Kelly Stevenson's 'How Far I've Fallen' closes Art Gallery season
BY SCOTT STEPHENSON
There’s been talk around the town of Blyth recently about the unusual addition of an unkempt bed to Memorial Hall’s Bainton Gallery. Speculations that it was the nest of an eccentric new artist in residence weren't too far from the truth - the messy bed turned out to be just one of the many striking visual elements of “How Far I’ve Fallen,” the latest exhibition from Blyth-based artist Kelly Stevenson.
The show’s opening on Aug. 19 welcomed Stevenson’s friends, family and members of the local art scene. The installation’s unique layout and interactive elements sparked animated discussions between strangers and familiars alike.
The exhibition’s narrative is highly subjective, constructed out of Stevenson’s labyrinthine landscapes, populated by a recurring figure known as the Everyman - a Meander-esque character who stares out of the shadowy doorways of crumbling barns and congregates like pigeons on the skeletal buildings of their rural habitat.
Countering these intricately inked renderings of local un-landmarks are red-framed sentiments of negativity and disparagements, askew with criticisms of the work and the artist behind it.
The quality of the works themselves are the only rebuttal the Everymen need against the onslaught of invasive thought-art - they exist as their own reason for being, and are impervious to outside influences. But people are not islands unto themselves - we are permeable beings, and negative thoughts and feelings are capable of overwhelming any of us. Hence the practicality of having a bed in the gallery as a symbol of the universal refuge/prison of despair.
The Bainton Gallery most recently hosted a much more austere showing of Japanese-inspired pottery - an exhibition in which a glowing neon sign cheerfully telling visitors to “Shut Up!” would have seemed out of place. Not so at Stevenson’s show, where rude interruptions are given the same amount of space as the works that they are intruding upon - a fictionalized reality that reflects the ratios of real life for so many people. Each person who struggles with mental health travels their own path and “How Far I’ve Fallen” questions whether we must travel those paths alone, by putting on display the thoughts and feelings that most people keep secret, and exposing the undue power those thoughts can hold over us.

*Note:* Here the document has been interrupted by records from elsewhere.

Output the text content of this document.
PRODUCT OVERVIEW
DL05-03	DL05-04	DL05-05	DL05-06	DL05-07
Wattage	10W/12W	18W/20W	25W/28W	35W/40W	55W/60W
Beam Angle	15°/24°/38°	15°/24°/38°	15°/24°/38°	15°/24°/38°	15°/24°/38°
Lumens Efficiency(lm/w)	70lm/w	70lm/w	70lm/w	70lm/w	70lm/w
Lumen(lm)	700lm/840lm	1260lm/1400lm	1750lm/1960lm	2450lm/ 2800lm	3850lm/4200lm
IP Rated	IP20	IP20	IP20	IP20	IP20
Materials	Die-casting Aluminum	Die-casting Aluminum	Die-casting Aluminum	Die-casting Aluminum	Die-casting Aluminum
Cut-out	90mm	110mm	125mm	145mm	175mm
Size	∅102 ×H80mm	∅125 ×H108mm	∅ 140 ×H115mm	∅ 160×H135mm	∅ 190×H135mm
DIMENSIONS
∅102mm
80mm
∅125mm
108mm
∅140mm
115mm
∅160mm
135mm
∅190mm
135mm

While it obviously requires a degree of bravery to take such a naked approach to taboo subjects, it requires an equal measure of intellect to approach those taboos in a way that is both visually-appealing and comprehensible for a wide audience. Stevenson has achieved that with “How Far I’ve Fallen.” To paraphrase a guy who fought more than his fair share of dark thoughts: all well-made beds are alike; each messy bed is messy in its own way.
“How Far I’ve Fallen” will be at the Bainton Gallery until Sept. 9.